Berlin/Ganderkesee (fs) – “Eine Partei blinder Krieger” nennen die Initiatoren Lea Rosh und Rainer Opolka die rechtsextremistische AfD. Jetzt machen die beiden auf die Aufrüstungspläne der Rechtsextremisten aufmerksam.

Drei Bronze-Wölfe (siehe Titelbild: Archivaufnahme aus Dresden) des Künstlers Opolka und ein originaler Panzer wurden am Freitag vor der Bundesgeschäftsstelle der AfD in Berlin aufgestellt. Die Aktion lief nur einen Tag. Aber genügend Zeit, dass der Künstler und die Vorsitzende des Förderkreises für das Holocaust-Mahnmal in Berlin, Lea Rosh, vor der Rüstungspolitik der AfD warnen konnten.

Rainer Opolka erklärte, dass es von der Öffentlichkeit kaum bemerkt wird, dass die AfD an einem Rüstungsstaat Deutschland arbeitet. Die Rechtsextremisten wollen die Bundeswehr auch im Inneren einsetzen und den Wehretat drastisch erhöhen. Außerdem will die AfD die Rüstungsindustrie ausbauen, Garantiequoten für Rüstungskonzerne geben und das gesamte Zivilleben militarisieren.

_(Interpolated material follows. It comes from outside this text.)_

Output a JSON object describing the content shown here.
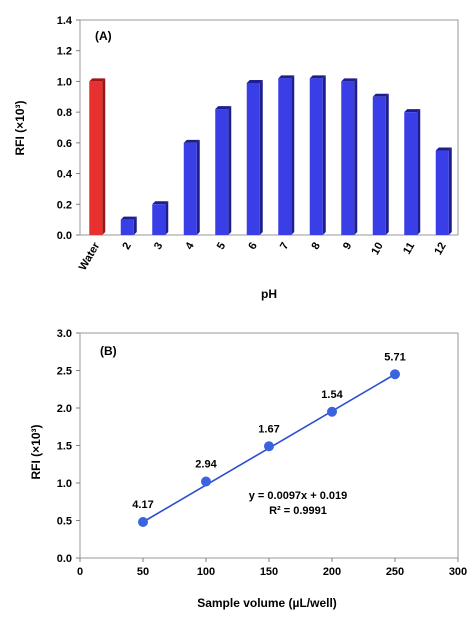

Lea Rosh warnt, dass die AfD sich mit ihren jüngsten Ideen zur Rüstung als blinde Aufrüstungs- und Kriegstreiberpartei enttarnt hat.

Der Panzer mit seinen wölfischen Begleitern vor der AfD-Parteizentrale steht deshalb symbolisch für die Hochrüstungs- und Waffenoffensive der AfD.

Lea Rosh gegenüber “Der Tagesspiegel” (Freitagsausgabe)

Die Initiatoren erklären weiter gegenüber “Der Tagesspiegel”, dass die Wolfs-Menschen-Krieger nicht ohne Grund Augenklappen tragen.

Weidel, Gauland, Höcke und Kalbitz seien rassistisch, aggressiv und mit Blindheit geschlagen.